The accretion of hydrogen-rich matter onto C/O and O/Ne white dwarfs in binary systems leads to unstable thermonuclear ignition of the accreted envelope , triggering a convective thermonuclear runaway and a subsequent classical , recurrent , or symbiotic nova .
Prompted by uncertainties in the composition at the base of the accreted envelope at the onset of convection , as well as the range of abundances detected in nova ejecta , we examine the effects of varying the composition of the accreted material .
For high accretion rates and carbon mass fractions < 2 \times 10 ^ { -3 } , we find that carbon , which is usually assumed to trigger the runaway via proton captures , is instead depleted and converted to ^ { 14 } N. Additionally , we quantify the importance of ^ { 3 } He , finding that convection is triggered by ^ { 3 } He + ^ { 3 } He reactions for ^ { 3 } He mass fractions > 2 \times 10 ^ { -3 } .

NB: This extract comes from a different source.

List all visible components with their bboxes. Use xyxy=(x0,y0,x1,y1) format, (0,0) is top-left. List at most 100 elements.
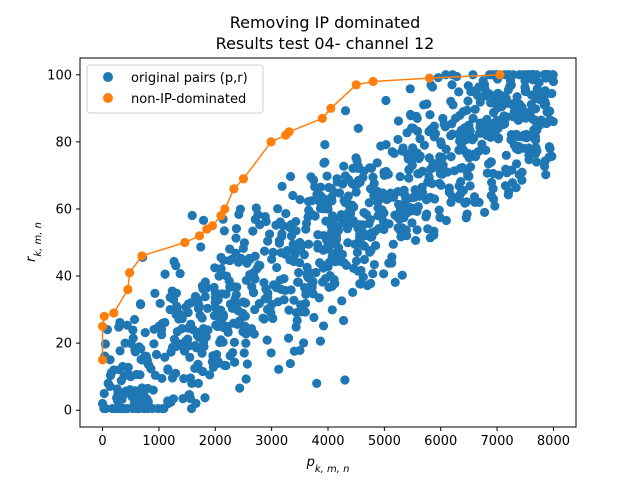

These different triggering mechanisms , which occur for critical abundances relevant to many nova systems , alter the amount of mass that is accreted prior to a nova , causing the nova rate to depend on accreted composition .
Upcoming deep optical surveys such as Pan-STARRS-1 , Pan-STARRS-4 , and the Large Synoptic Survey Telescope may allow us to detect the dependence of nova rates on accreted composition .
Furthermore , the burning and depletion of ^ { 3 } He with a mass fraction of 10 ^ { -3 } , which is lower than necessary for triggering convection , still has an observable effect , resulting in a pre-outburst brightening in disk quiescence to > L _ { \odot } and an increase in effective temperature to 6.5 \times 10 ^ { 4 } K for a 1.0 M _ { \odot } white dwarf accreting at 10 ^ { -8 } M _ { \odot } { yr } ^ { -1 } .